A exploração e o uso inadequado de matéria prima vão provocar sua escassez ou extinção. Sem a fonte base para continuar a produção, uma nova matéria prima será requerida e com isso, novos processos, novo posicionamento de mercado e uma infinidade de outras mudanças estruturais. Colaboradores insatisfeitos por más condições de trabalho ou por processos inadequados perdem motivação e produtividade. E por fim, como vem ressaltando diariamente o Instituto Akatu (ONG em defesa do consumo consciente), os indivíduos estão cada vez mais sensíveis e exigentes sobre a responsabilidade socioambiental.

 

Não é porque vivo e prego a sustentabilidade, mas não consigo conceber uma empresa que não a possui em seus valores e pilares gerenciais. Trata-se de prezar pela qualidade oriunda do equilíbrio: escolher a matéria prima menos impactante; desenvolver processos inteligentes e eficientes; respeitar colaboradores e consumidores. Postura que seguida já diferencia o negócio frente a concorrentes diretos e indiretos. Alguns chamam isso de valor agregado. Já ouviu falar?

 

Empresas que dependem do uso contínuo de água, por exemplo, já perceberam que investir na sustentabilidade é vital, pois a pressão externa da sociedade já existe e vai aumentar.

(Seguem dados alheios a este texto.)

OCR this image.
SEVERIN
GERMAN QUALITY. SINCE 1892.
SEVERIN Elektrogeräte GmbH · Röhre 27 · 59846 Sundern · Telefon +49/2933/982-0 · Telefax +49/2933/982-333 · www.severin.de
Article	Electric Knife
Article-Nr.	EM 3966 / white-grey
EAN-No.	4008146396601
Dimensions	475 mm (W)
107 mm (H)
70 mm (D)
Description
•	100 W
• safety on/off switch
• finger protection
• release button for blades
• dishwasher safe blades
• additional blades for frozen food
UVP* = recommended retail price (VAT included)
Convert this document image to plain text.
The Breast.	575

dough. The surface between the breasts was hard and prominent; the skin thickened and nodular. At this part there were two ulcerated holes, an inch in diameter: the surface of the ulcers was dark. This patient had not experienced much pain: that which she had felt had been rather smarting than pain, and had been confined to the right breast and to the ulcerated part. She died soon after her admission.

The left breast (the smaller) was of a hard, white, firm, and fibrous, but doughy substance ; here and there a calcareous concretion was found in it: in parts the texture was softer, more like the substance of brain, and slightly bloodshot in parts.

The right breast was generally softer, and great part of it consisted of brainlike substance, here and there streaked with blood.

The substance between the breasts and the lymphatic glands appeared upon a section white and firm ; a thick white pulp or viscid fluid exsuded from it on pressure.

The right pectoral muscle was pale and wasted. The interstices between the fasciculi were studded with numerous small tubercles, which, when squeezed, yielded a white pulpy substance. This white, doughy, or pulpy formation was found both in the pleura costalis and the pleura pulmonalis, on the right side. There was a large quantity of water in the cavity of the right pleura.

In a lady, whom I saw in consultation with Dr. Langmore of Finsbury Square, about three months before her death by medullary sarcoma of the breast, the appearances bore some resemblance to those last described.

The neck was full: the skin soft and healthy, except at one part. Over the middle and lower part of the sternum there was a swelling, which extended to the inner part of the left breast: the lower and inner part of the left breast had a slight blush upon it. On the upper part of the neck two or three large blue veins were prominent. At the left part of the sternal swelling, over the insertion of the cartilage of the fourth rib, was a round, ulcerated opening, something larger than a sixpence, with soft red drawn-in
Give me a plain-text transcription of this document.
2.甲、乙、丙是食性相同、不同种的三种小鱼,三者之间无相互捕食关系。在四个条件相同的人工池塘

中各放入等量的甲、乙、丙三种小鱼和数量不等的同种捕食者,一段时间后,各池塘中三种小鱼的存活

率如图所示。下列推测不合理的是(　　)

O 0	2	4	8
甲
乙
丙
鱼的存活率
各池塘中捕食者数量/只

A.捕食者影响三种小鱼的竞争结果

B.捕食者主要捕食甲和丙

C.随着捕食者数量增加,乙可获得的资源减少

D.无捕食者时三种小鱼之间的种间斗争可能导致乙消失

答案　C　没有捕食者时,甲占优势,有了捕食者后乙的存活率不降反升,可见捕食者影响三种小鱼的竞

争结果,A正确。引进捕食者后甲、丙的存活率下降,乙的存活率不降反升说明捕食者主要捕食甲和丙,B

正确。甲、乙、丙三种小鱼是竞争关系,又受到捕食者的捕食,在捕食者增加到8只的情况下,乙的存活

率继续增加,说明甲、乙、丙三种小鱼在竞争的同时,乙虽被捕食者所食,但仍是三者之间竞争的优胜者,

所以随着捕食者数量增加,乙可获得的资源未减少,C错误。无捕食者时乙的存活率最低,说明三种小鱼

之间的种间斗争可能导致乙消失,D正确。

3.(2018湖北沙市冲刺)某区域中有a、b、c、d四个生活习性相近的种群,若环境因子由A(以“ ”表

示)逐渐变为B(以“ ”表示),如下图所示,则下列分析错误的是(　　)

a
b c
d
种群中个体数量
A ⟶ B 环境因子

Quando focamos nossa atenção para a realidade brasileira, deveríamos ficar ainda mais atentos quando o assunto é a água. Digo isso porque a matriz energética do país depende diretamente da disponibilidade deste recurso. A falta pode gerar o racionamento e o consequente aumento do preço do insumo.

 

Para uma empresa que usa água e eletricidade em larga escala para manter sua operação, qualquer oscilação (disponibilidade/preço) significa um “efeito cascata” nos custos. Como garantir no médio e curto prazos a disponibilidade da água? Quanto vai custar este insumo daqui a dez anos? Excluir a sustentabilidade do Planejamento Estratégico da empresa é dirigi-la como um piloto kamikaze.

 

Empreender significa projetar o sucesso futuro caminhando no tempo presente de forma controlada. Qualquer estrategista sabe que reagir é mais dispendioso e mais doloroso do que prevenir. Portanto, evitar ou retardar uma mudança imediata em prol da gestão ambiental só faz aumentar prejuízos.

 

Cada negócio pode a seu tempo e dentro de suas possibilidades operacionais e financeiras, dar o primeiro passo. Comece cortando o uso de copos descartáveis do setor administrativo, por exemplo. Presenteie os funcionários com uma caneca personalizada e peça que todos contribuam. Aos poucos vá introduzindo outras mudanças e incentivando novos hábitos. Você vai se surpreender com o clima e com os resultados de sua equipe. Não estou “inventando a roda”. Isto já é uma realidade. Abra a janela e olhe em seu redor. Lembre-se: quem chega primeiro bebe a água limpa!